Because we're a brand that's about humor, to do humor well, you do need a bit more quality and execution because a good joke told badly falls flat immediately. We’re trying to do less daily and do more to make the moments really matter.
Global Cosmetic Industry: Do you notice a trend and are you guys leaning a little bit more into lifestyle? If so, how does that look or make sense to you?
Gregory: The way we're looking at it is more of moments where attraction would be at risk, but then the power of fragrance. So we see it through that lens, which hopefully for us is a little bit wider. But we definitely think we haven't done a lot yet in fashion, to be honest. I think it is a space that we're certainly open to.
Global Cosmetic Industry: Are there any trends like smellmaxxing that you're leaning into to inform how you move forward?
Gregory: So smellmaxxing, we’re definitely looking at. Young guys are really quite obsessed with it. I think that they don't necessarily know what the perfect way in is. Of course, because of the science that exists at Unilever, we have 1000s of scientists who are looking at every aspect, from odor, for underarms, to what fragrance can do for you emotionally.
When you bring all of that together, then there's a real power to help create the absolute ultimate smellmaxxing regimen.
Layering for us is another really, really big space. So we're looking at that.
And then we're seeing young guys becoming quite experimental, more playful. We're always looking at future trends and where that may lead to next.
Global Cosmetic Industry: When you decide on a cultural moment like this, what, if at all, are any risks or obstacles with trying to find that point of connection, trying to find a point of resonance? With the “smell your best when you look your worst” platform, things like Casa Fresh how do you, with all these moving pieces, aim for maximum efficiency and identify success?
Gregory: What's really important is that we always find a way to be totally ownable to AXE. I think, for example, the work we do in the World Cup, we spent the time.
We have a wonderful agency identifying what the cultural insight would be right for AXE.
AXE isn't about the performance on the field- we're about the fans. So what do the fans do? That's the way we looked at it.
Then we understood that, you know, it's true that young people perhaps don't look their best when they're excited. So there's a way to just dramatize that and again, it's done with absurdity.
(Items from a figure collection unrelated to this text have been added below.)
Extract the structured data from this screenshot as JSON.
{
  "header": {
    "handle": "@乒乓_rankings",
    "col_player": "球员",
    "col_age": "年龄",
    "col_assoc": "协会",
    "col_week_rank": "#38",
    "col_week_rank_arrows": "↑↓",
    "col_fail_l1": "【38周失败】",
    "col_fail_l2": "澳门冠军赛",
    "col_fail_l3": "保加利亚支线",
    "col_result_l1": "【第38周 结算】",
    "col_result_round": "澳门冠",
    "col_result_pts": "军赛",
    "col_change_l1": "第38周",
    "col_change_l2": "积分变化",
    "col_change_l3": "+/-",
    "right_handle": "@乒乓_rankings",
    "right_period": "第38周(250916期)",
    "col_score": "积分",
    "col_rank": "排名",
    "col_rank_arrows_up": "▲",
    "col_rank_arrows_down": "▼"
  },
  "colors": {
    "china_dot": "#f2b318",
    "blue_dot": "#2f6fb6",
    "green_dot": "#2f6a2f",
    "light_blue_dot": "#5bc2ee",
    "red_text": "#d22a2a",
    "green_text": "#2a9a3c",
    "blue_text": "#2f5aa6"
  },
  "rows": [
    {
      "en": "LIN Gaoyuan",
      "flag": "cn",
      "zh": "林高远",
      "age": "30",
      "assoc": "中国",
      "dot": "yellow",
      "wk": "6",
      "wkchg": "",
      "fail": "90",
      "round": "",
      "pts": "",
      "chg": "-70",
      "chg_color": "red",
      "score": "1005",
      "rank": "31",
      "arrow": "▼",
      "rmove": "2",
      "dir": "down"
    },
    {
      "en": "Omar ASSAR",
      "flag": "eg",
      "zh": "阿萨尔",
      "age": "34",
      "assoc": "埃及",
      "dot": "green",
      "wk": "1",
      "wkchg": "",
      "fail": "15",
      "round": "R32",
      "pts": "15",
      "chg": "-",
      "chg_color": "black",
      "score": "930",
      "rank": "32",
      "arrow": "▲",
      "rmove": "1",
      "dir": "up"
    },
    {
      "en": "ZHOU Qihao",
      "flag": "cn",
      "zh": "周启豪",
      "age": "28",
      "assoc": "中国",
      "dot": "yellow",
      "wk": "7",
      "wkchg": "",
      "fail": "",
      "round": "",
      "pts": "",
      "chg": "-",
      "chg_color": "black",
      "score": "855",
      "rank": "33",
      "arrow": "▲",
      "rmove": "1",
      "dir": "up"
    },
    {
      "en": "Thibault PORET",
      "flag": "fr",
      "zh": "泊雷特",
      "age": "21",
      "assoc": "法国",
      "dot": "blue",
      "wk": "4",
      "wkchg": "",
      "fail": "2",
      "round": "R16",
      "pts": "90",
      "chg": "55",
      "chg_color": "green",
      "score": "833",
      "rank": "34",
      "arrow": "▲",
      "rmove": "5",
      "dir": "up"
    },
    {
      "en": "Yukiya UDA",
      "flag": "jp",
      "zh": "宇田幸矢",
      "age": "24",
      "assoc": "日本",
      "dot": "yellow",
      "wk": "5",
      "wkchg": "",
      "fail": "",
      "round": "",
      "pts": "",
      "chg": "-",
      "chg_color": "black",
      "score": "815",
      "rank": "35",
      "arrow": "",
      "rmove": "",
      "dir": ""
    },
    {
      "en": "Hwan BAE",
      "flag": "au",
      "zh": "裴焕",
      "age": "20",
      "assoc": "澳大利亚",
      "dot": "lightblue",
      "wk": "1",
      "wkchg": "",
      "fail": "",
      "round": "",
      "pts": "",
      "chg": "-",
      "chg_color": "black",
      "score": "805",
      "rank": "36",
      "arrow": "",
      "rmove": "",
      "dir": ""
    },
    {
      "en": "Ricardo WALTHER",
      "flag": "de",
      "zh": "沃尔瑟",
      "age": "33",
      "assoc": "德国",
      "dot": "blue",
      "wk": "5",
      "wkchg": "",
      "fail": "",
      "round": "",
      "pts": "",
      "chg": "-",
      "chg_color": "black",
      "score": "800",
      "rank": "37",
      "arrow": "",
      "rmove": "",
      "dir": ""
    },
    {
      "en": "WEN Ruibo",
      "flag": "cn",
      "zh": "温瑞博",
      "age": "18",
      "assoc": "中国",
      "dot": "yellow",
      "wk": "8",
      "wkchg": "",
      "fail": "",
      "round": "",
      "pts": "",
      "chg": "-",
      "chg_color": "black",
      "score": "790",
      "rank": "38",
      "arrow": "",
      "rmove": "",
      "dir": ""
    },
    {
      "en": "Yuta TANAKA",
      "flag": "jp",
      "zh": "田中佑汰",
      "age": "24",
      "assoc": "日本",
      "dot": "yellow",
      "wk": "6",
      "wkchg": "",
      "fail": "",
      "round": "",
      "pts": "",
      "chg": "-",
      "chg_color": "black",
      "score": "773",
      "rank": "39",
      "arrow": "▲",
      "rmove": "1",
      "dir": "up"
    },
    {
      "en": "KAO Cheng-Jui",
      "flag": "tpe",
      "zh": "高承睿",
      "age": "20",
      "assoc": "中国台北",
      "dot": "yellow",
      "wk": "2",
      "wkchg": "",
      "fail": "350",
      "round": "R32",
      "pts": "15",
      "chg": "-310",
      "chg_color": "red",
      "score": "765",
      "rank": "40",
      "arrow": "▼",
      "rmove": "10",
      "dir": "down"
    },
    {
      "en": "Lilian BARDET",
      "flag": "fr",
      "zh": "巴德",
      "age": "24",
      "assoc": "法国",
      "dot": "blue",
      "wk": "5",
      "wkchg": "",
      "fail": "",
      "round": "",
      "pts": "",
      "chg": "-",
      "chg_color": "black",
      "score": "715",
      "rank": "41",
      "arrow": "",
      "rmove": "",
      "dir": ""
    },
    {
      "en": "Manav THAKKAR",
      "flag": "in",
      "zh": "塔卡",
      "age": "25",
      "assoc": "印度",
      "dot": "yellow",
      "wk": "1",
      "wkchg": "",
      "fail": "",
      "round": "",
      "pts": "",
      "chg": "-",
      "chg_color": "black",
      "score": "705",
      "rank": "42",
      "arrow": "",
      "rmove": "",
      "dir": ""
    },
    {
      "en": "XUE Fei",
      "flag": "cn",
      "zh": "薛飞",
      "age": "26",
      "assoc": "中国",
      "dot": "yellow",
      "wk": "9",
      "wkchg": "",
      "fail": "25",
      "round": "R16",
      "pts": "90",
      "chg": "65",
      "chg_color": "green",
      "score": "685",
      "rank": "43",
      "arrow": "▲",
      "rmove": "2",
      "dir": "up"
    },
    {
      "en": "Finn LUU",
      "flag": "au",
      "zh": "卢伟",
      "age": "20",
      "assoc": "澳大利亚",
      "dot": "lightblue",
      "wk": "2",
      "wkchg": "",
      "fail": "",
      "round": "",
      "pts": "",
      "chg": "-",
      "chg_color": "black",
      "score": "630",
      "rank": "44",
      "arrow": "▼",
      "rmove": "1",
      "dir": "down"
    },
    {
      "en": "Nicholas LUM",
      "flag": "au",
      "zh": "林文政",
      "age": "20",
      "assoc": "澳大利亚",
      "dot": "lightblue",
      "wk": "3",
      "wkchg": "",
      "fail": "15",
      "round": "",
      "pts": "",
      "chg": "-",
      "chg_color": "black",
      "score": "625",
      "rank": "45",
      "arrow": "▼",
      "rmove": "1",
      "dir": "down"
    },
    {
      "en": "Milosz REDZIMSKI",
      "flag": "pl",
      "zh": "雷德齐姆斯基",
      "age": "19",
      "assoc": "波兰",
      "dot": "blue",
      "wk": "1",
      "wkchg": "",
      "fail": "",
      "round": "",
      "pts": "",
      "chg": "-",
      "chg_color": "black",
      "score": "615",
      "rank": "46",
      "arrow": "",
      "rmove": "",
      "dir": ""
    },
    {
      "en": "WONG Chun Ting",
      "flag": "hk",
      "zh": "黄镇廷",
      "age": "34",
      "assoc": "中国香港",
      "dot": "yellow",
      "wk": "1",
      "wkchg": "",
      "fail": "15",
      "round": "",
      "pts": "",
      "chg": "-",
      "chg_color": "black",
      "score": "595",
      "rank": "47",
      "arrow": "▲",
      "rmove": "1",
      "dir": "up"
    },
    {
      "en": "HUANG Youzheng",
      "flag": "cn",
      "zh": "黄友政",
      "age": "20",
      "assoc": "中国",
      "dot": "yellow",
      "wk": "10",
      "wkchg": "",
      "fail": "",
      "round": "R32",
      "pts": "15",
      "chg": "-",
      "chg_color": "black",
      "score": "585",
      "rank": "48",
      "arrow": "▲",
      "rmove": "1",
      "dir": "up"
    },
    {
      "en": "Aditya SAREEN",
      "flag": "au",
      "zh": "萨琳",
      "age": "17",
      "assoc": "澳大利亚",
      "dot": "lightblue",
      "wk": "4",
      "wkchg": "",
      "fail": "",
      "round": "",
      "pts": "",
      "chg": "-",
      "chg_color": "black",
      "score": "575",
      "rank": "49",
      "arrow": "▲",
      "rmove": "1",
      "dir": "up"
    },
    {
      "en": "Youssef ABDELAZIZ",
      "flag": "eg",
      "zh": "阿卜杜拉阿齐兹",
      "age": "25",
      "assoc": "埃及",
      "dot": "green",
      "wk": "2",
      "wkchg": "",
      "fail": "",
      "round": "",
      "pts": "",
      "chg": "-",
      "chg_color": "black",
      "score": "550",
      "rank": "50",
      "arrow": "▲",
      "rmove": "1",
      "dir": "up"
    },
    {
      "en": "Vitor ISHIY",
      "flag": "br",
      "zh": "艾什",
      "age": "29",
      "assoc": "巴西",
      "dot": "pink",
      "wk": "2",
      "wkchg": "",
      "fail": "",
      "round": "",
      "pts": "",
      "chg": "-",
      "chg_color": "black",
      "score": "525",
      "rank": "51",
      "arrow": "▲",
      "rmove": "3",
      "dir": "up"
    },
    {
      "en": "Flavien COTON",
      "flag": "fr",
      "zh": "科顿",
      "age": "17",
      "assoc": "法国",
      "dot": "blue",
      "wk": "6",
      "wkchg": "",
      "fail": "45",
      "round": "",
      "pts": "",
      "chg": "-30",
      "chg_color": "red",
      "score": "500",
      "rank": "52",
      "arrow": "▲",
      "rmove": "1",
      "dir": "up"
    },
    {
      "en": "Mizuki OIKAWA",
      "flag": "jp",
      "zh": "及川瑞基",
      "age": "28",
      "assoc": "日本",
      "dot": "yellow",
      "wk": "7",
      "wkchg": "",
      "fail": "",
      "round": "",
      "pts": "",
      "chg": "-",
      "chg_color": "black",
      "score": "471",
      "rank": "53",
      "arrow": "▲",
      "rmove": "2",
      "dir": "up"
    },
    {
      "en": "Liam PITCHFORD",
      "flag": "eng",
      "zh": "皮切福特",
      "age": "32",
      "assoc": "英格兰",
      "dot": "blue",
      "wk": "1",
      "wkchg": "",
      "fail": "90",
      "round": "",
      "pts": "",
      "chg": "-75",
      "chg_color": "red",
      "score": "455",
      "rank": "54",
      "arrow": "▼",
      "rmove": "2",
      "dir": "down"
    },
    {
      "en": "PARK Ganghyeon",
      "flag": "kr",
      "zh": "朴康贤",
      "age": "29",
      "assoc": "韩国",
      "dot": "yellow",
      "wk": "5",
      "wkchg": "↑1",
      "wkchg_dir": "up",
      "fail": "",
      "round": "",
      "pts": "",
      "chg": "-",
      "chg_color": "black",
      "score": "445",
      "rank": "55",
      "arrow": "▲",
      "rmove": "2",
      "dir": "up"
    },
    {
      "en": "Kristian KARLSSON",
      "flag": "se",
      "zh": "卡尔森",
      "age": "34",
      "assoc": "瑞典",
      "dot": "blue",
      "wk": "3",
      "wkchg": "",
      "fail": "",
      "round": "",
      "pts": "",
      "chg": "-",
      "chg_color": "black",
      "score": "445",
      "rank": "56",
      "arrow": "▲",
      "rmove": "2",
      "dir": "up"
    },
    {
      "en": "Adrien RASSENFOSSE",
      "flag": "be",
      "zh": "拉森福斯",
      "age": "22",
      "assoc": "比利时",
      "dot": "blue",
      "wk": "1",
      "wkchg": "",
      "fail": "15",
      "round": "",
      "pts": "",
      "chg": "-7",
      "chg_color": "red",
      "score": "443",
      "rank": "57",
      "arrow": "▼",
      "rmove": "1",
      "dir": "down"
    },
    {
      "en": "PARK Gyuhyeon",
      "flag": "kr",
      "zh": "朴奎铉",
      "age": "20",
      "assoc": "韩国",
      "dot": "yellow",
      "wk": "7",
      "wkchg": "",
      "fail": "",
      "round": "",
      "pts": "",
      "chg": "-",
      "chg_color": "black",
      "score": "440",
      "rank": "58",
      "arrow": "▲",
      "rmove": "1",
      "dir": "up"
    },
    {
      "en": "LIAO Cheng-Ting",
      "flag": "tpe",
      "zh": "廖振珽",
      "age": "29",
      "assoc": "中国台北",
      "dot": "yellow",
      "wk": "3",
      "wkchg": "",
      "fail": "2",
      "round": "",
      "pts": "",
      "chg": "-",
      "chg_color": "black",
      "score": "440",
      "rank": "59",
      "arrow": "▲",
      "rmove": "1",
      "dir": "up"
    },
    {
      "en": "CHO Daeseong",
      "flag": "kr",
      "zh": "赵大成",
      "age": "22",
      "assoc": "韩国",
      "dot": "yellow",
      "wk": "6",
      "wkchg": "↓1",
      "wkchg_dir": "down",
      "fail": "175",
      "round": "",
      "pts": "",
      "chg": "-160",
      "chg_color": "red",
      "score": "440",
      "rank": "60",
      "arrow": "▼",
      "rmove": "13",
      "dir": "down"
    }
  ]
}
AXE isn't a real brand, but it is reinforcing the power of a fragrance in a totally absurd manner. And that's the most important thing, the connection of fragrance, humor and attraction, and the attraction is AXE.
That's really important to us, whatever partnership we do has to help us build the brand we're trying to build. Ultimately everything is about the power of fragrance because, as we talked before, we're on a journey to reassert and remind people of the quality that AXE has.